Stephen is picking at his nails and shifting his weight. It seems to take a moment to sink in that Jimmy's stopped talking. "You're still going to be important to me," he says, in stops and starts. "You're still going to be a part of my life."
Turning to face the table a little more, Jimmy rests one elbow on the glass top. "But not like I am now," he says. He doesn't understand why Stephen doesn't see this. "What if Jon's top school is in a city I don't want to be in? Would my opinion even matter?"
"Of course it would!"
"Really? Because he didn't talk to me at all back there," Jimmy says, his face turning bright pink.
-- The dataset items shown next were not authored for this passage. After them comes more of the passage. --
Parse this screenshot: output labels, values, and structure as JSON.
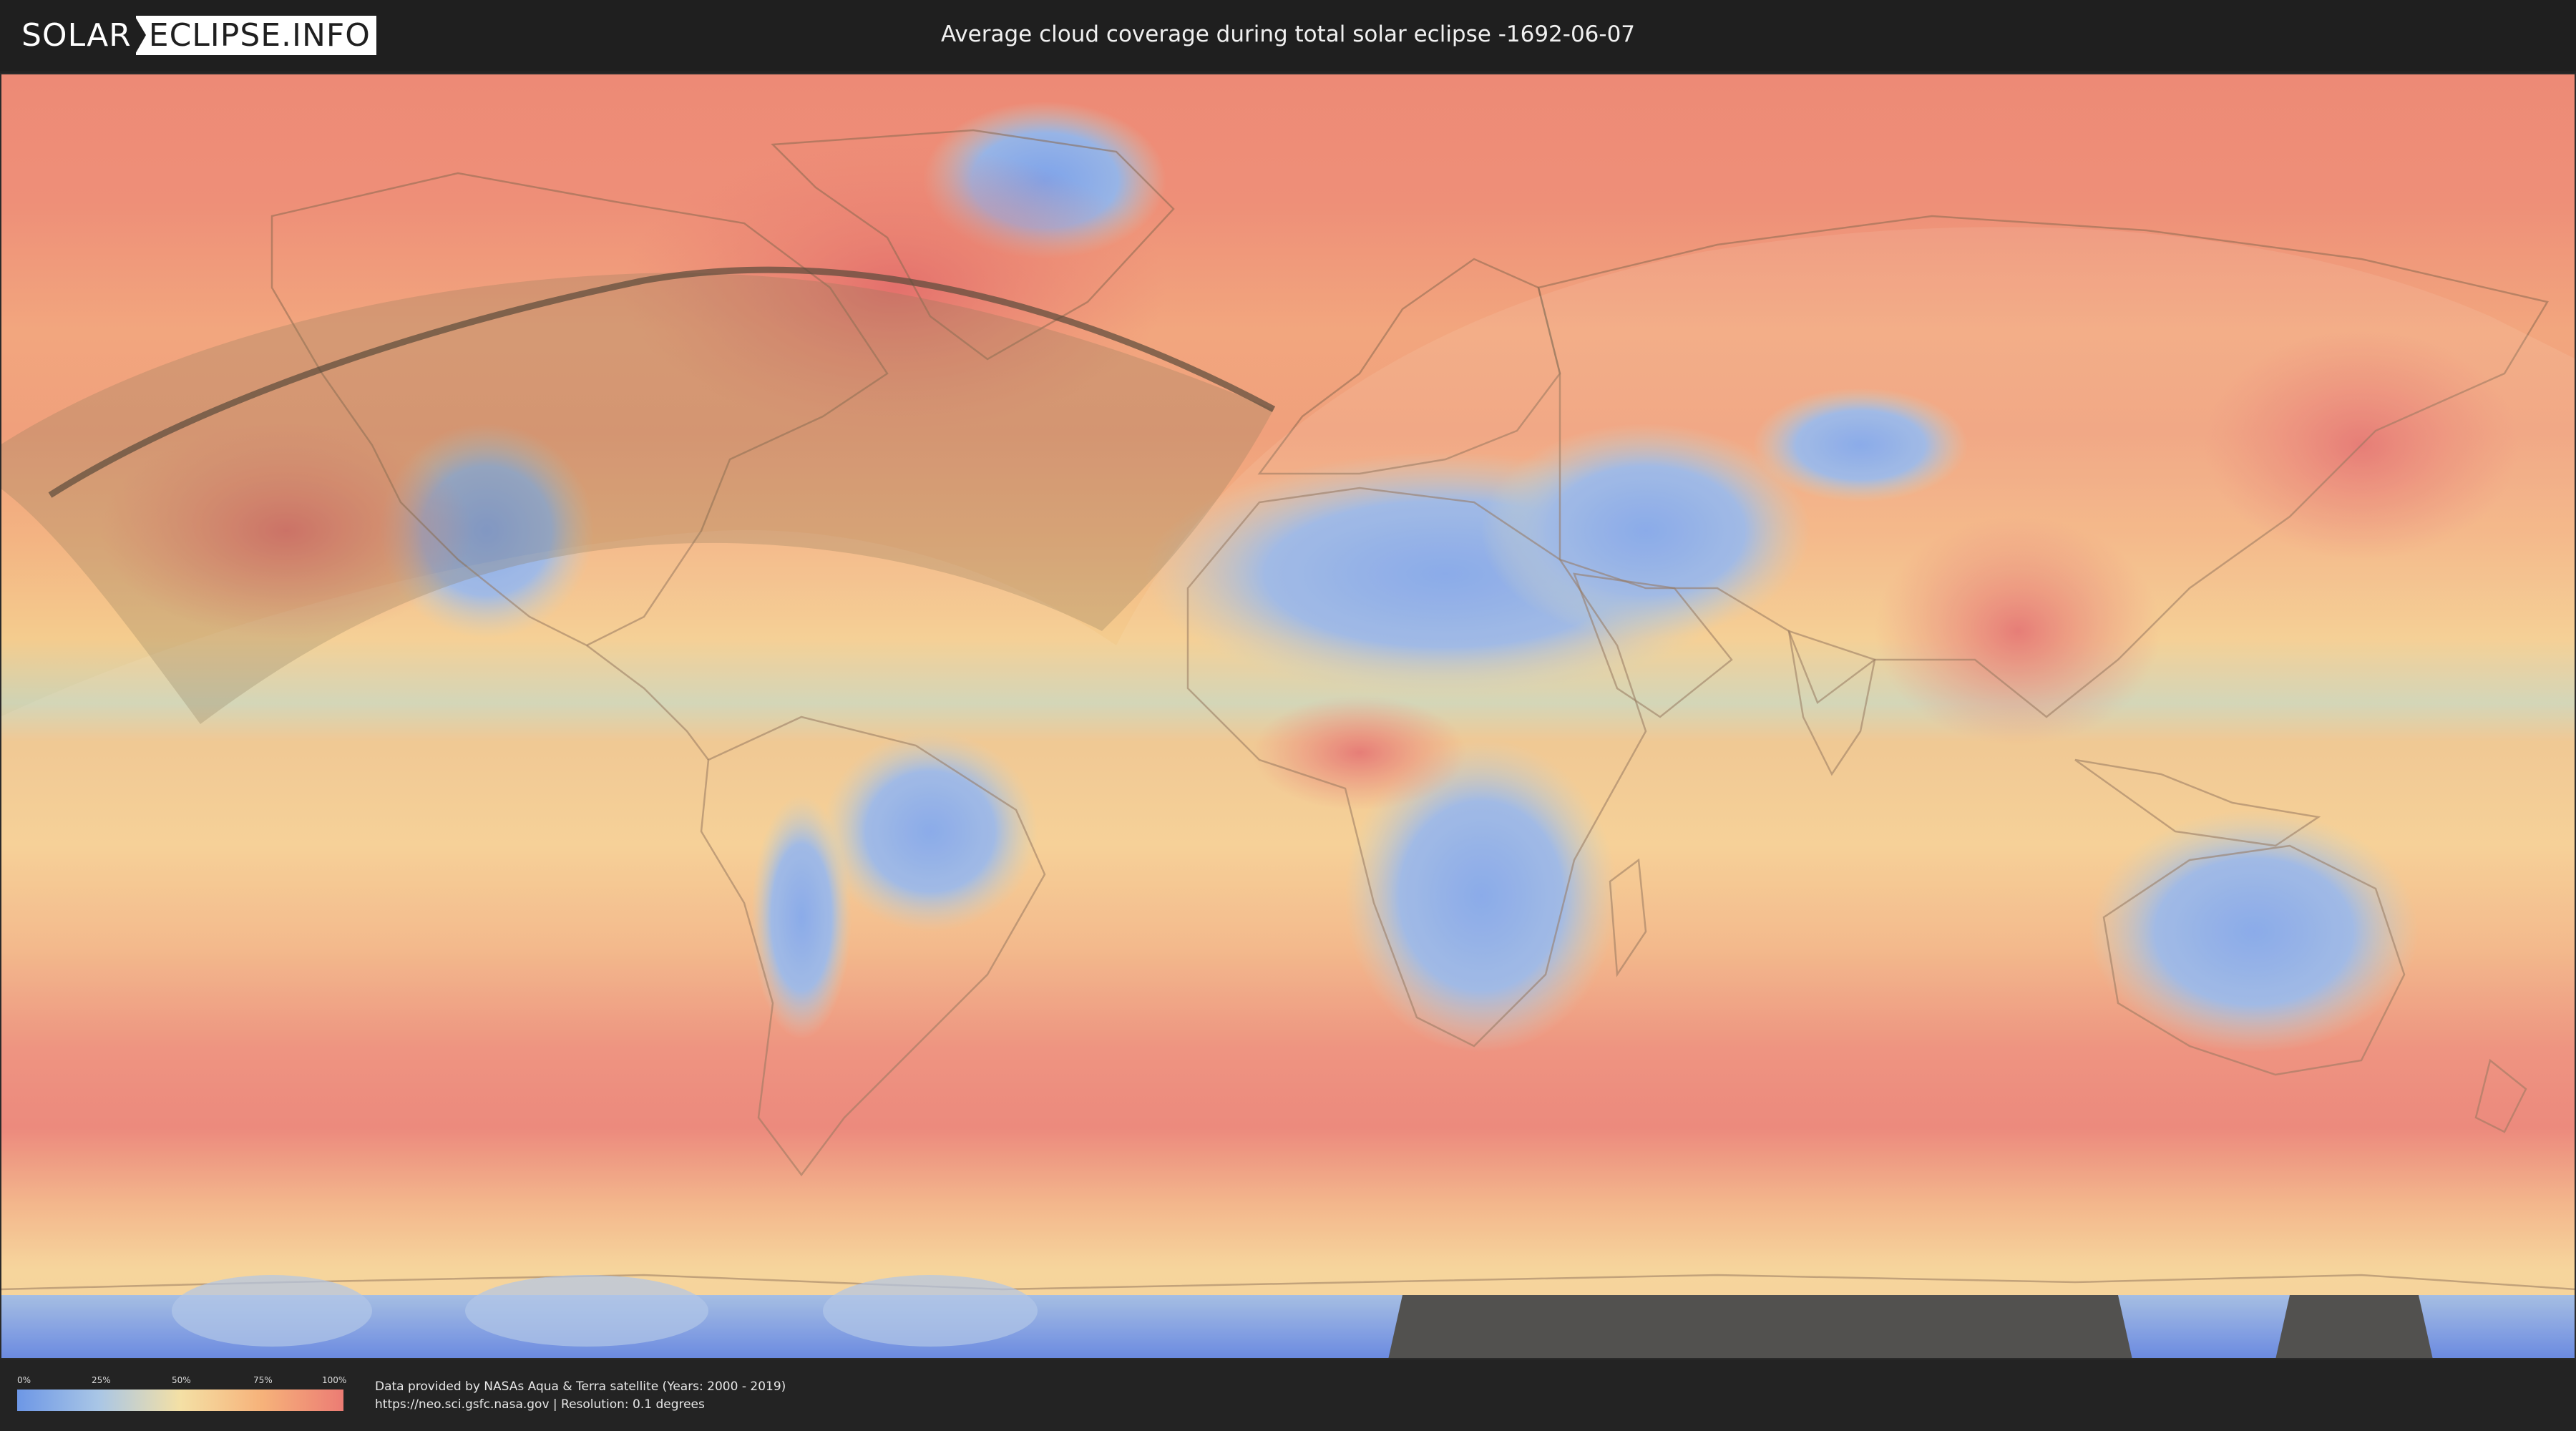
{
  "header": {
    "logo_part1": "SOLAR",
    "logo_part2": "ECLIPSE.INFO",
    "title": "Average cloud coverage during total solar eclipse -1692-06-07"
  },
  "legend": {
    "ticks": [
      "0%",
      "25%",
      "50%",
      "75%",
      "100%"
    ],
    "colors": [
      "#6d97e6",
      "#a9c6e6",
      "#f4e0a5",
      "#f6b27a",
      "#ec7c74"
    ]
  },
  "credits": {
    "line1": "Data provided by NASAs Aqua & Terra satellite (Years: 2000 - 2019)",
    "line2": "https://neo.sci.gsfc.nasa.gov | Resolution: 0.1 degrees"
  },
  "map": {
    "theme_colors": {
      "ocean_cloudy": "#ec8a74",
      "mid": "#f5c88a",
      "clear": "#8fb0ea",
      "antarctic": "#5577dd",
      "land_outline": "#8a6a50",
      "path_line": "#5a4a3a",
      "shadow_overlay": "#8c7a5a",
      "night_overlay": "#ffffff"
    }
  }
}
Stephen is a little red around the color, but from the way he's fidgeting it's embarrassment, not anything else. "Jon … Jon doesn't like me, Stephen," he says, his voice getting quieter until he's finally ducking his head.
"Yes he does," Stephen protests. "We hang out all the time."
"I'm not his friend. He's not…" Jimmy stops himself and stands up. The heat and speed has run out of him, and he can hear himself talk, now. He doesn't want to say anything more than he already has. "Just, never mind."
Stephen lets him walk all the way to the staircase before running over and jumping onto the first step, blocking his way upstairs.
"You're my best friend and that's not going to stop in college," Stephen says, firmly, tilting his chin up just a little.
And Jimmy wants to believe it. He does. He grips the stair railing and holds on tight.
"So you still wanna live in an apartment together after we move out of the dorms?" he asks, his heart hammering.
Stephen's eyes brighten. "Yes. Absolutely, yes."
"And Jon would be okay with that?"
That makes Stephen falter.
Jimmy lets go of the stair railing. But his heart is still pounding. "Ask him and get back to me," he says. He shakes his head and pinches the bridge of his nose. "My head hurts. I need to get some aspirin."
Stephen shuffles to the side and lets him walk up the stairs.